Luketj Member Posts: 2
edited February 2023 in THE MAIN WALL
I’m in the middle of Dan’s book, “Primary-Secondary Pumping Made Easy,” and in it he suggests putting the mixing valve on the crossover bridge as opposed to just before the pump on the secondary circuit. One of the selling points is that you can save money by getting a smaller one because there is often less flow on the crossover bridge. My question is can you really size it for the crossover bridge since you are still getting some secondary flow through it as well, not to mention if you are piping it to account for jet flow, you’d be right back to the same size mixing valve you’d have if you had left it in the secondary. Or does having a mixing valve on the crossover bridge eliminate the need to worry about jet flow?


    EBEBRATT-Ed Member Posts: 15,839
    Don't know what kind of job you're doing but crossover bridges are seldom used except on large commercial or industrial jobs.
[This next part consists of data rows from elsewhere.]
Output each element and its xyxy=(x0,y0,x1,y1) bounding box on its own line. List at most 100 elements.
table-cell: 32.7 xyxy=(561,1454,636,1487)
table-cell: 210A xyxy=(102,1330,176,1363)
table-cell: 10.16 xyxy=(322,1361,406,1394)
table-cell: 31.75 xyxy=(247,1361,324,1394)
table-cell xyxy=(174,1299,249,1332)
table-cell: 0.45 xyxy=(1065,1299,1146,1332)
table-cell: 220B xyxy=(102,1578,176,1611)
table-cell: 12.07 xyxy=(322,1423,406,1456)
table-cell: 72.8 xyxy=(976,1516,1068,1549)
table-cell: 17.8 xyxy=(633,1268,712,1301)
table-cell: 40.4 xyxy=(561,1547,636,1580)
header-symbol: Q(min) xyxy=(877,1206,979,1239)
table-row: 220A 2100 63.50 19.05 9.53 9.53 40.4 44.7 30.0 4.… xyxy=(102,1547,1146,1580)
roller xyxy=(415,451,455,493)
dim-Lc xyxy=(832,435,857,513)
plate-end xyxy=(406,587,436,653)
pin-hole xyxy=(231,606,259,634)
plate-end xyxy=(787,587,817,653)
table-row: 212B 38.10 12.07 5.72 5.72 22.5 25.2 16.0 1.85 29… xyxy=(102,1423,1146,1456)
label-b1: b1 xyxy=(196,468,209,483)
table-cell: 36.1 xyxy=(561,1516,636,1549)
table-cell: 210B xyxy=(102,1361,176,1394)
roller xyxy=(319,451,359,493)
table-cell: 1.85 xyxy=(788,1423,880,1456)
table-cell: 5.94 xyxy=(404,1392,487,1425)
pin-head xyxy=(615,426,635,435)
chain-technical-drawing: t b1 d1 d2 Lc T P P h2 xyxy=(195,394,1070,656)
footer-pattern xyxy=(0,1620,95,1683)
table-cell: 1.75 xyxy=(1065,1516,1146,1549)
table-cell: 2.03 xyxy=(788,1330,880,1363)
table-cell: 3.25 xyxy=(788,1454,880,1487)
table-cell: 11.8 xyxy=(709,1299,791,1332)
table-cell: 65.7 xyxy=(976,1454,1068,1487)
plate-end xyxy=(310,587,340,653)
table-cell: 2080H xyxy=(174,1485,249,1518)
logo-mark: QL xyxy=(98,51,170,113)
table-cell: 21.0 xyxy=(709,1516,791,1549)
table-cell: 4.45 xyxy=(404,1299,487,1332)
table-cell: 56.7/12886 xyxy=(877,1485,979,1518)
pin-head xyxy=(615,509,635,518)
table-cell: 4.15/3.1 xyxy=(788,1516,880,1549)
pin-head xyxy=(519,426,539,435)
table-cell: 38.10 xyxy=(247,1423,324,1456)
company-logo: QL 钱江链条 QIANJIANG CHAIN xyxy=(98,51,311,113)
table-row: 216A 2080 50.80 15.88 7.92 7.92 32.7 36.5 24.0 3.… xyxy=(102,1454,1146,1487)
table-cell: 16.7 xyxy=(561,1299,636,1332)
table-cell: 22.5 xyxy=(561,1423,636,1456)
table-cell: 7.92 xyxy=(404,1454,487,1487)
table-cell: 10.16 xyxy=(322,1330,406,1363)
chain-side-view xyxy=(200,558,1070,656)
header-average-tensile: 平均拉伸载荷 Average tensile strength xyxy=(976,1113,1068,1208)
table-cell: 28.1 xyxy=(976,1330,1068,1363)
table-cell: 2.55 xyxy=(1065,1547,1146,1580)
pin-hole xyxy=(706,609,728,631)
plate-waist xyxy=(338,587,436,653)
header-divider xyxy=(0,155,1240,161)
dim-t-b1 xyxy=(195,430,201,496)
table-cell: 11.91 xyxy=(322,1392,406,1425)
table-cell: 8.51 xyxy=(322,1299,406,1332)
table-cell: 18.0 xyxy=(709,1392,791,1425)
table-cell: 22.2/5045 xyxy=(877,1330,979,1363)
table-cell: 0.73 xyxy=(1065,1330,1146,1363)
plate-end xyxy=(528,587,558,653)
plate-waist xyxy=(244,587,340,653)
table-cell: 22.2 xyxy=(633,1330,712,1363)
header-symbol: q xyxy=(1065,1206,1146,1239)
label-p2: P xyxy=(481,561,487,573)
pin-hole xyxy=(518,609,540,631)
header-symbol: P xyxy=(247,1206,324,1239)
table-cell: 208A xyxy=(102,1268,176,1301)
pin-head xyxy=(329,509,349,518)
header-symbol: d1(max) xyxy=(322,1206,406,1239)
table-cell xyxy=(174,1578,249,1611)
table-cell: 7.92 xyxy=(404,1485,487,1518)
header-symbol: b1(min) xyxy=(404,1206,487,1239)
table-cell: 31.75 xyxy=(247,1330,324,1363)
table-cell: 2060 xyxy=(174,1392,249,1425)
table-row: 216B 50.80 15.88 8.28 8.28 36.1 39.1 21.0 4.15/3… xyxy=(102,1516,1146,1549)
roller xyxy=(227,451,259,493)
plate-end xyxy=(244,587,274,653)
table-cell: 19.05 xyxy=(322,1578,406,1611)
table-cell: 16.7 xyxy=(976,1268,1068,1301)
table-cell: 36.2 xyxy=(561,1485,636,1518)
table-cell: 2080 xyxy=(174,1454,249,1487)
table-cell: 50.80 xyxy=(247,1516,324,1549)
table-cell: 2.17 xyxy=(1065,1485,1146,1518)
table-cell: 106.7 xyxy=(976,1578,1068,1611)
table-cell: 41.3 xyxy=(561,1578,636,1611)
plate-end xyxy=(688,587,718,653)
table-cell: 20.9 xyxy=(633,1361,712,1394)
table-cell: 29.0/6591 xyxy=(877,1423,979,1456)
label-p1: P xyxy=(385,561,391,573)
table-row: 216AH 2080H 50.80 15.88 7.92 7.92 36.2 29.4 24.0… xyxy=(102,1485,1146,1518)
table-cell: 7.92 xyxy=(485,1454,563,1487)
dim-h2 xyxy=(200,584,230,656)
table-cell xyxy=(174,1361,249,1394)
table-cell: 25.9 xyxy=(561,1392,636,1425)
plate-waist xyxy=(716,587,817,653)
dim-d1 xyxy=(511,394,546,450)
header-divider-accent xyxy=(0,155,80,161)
Their purpose is to assure the same water temperature in distribution pipes which are really long. What are you trying to do?
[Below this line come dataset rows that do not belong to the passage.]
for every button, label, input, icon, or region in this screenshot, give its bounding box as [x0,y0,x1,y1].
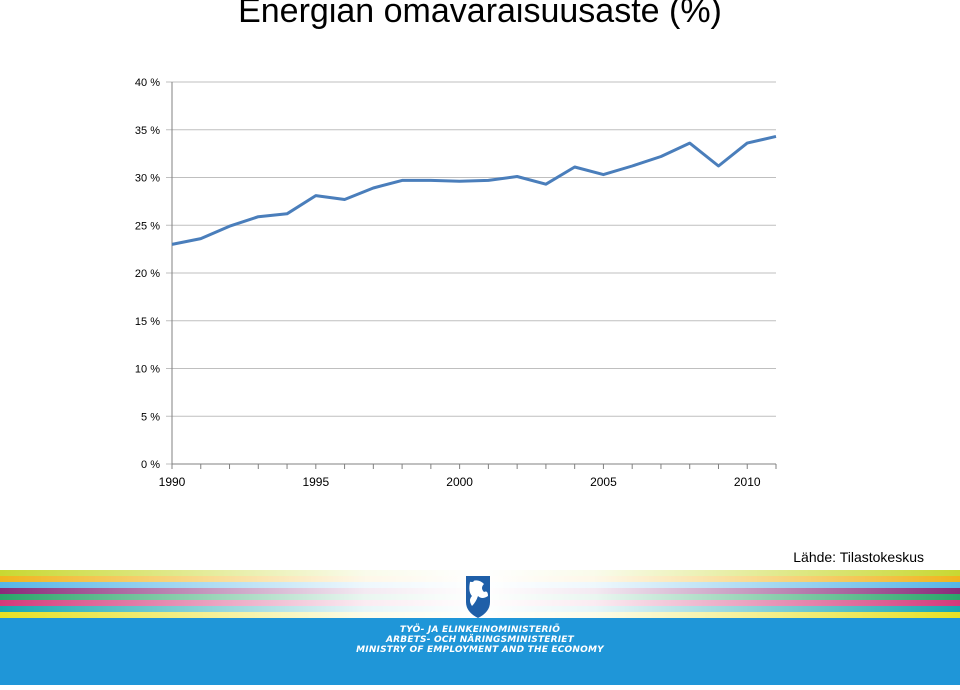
y-tick-label: 30 % [135,173,160,185]
y-tick-label: 20 % [135,268,160,280]
ministry-footer-banner: TYÖ- JA ELINKEINOMINISTERIÖ ARBETS- OCH … [0,568,960,685]
x-tick-label: 2010 [734,475,761,489]
y-tick-label: 25 % [135,220,160,232]
x-tick-label: 1990 [159,475,186,489]
ministry-name-sv: ARBETS- OCH NÄRINGSMINISTERIET [385,635,574,645]
footer-stripes [0,570,960,685]
y-tick-label: 40 % [135,77,160,89]
line-chart: 0 % 5 % 10 % 15 % 20 % 25 % 30 % 35 % 40 % 1990 19… [135,77,777,489]
x-tick-label: 1995 [302,475,329,489]
chart-title: Energian omavaraisuusaste (%) [238,0,722,30]
y-tick-label: 15 % [135,316,160,328]
ministry-name-fi: TYÖ- JA ELINKEINOMINISTERIÖ [399,625,561,635]
ministry-name-en: MINISTRY OF EMPLOYMENT AND THE ECONOMY [356,645,604,655]
y-tick-label: 5 % [141,411,160,423]
x-tick-label: 2005 [590,475,617,489]
source-note: Lähde: Tilastokeskus [793,549,924,565]
y-tick-label: 10 % [135,364,160,376]
finnish-lion-icon [466,576,490,618]
y-tick-label: 35 % [135,125,160,137]
series-line [171,134,777,246]
footer-blue-panel [0,618,960,685]
x-tick-label: 2000 [446,475,473,489]
y-tick-label: 0 % [141,459,160,471]
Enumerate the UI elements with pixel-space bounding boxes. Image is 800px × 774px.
    But the answer is yes, the mixing valve sized for a crossover bridge is sized for the piping that leaves the crossover to feed the zone. But a lot depends on your water flow and water temp requirements. The bridge and the zone can be different temps, or the same temp and flow rates and pipe sizes and mixing valve sizes depend on knowing all the information.
    Mad Dog_2Luketj
  • Luketj
    Luketj Member Posts: 2
    Thanks for the response, I’m not working on anything right now, just trying to get some of these concepts down.
  • hot_rod
    hot_rod Member Posts: 22,476
    All valves and devices in the flow path should be sized by the flow rate that will pass through them.
    All valves should have a Cv number on them, on the box, or in the submittal sheets. You do not necessarily size a valve by the pipe or connection size.

    Ideally the Cv number would match the exact flow rate. That is not always possible so you use a spreadsheet or formula to calculate the pressure drop through the valve, at the designed flow rate.
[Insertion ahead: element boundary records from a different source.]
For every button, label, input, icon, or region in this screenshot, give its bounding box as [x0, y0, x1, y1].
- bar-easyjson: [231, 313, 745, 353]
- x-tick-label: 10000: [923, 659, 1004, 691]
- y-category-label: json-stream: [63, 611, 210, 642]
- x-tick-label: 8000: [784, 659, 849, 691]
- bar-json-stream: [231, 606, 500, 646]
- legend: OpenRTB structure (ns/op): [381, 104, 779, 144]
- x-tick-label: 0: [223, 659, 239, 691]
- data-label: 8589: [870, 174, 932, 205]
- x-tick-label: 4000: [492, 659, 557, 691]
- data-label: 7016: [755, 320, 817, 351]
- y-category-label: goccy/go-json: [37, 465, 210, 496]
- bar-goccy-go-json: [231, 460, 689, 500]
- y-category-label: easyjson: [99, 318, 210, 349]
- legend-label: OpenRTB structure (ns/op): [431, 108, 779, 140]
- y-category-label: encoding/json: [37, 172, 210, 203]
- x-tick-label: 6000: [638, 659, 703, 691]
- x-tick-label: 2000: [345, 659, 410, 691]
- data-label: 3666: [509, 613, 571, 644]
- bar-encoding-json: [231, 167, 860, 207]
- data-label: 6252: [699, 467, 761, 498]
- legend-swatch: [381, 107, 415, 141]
    Here is an example of one. In the last box, put in the design flow rate, also the Cv of the valve you are considering, read the pressure drop.

    So now whatever is causing flow in that piping circuit, it has to overcome the pressure drop.

    In hydronics, the circ pump supplies that “head”

    In domestic water piping, the incoming pressure needs to be able to overcome the pressure drop.

    The sheet can also be used to determine the Cv of a valve if you know flow rate and measured pressure drop.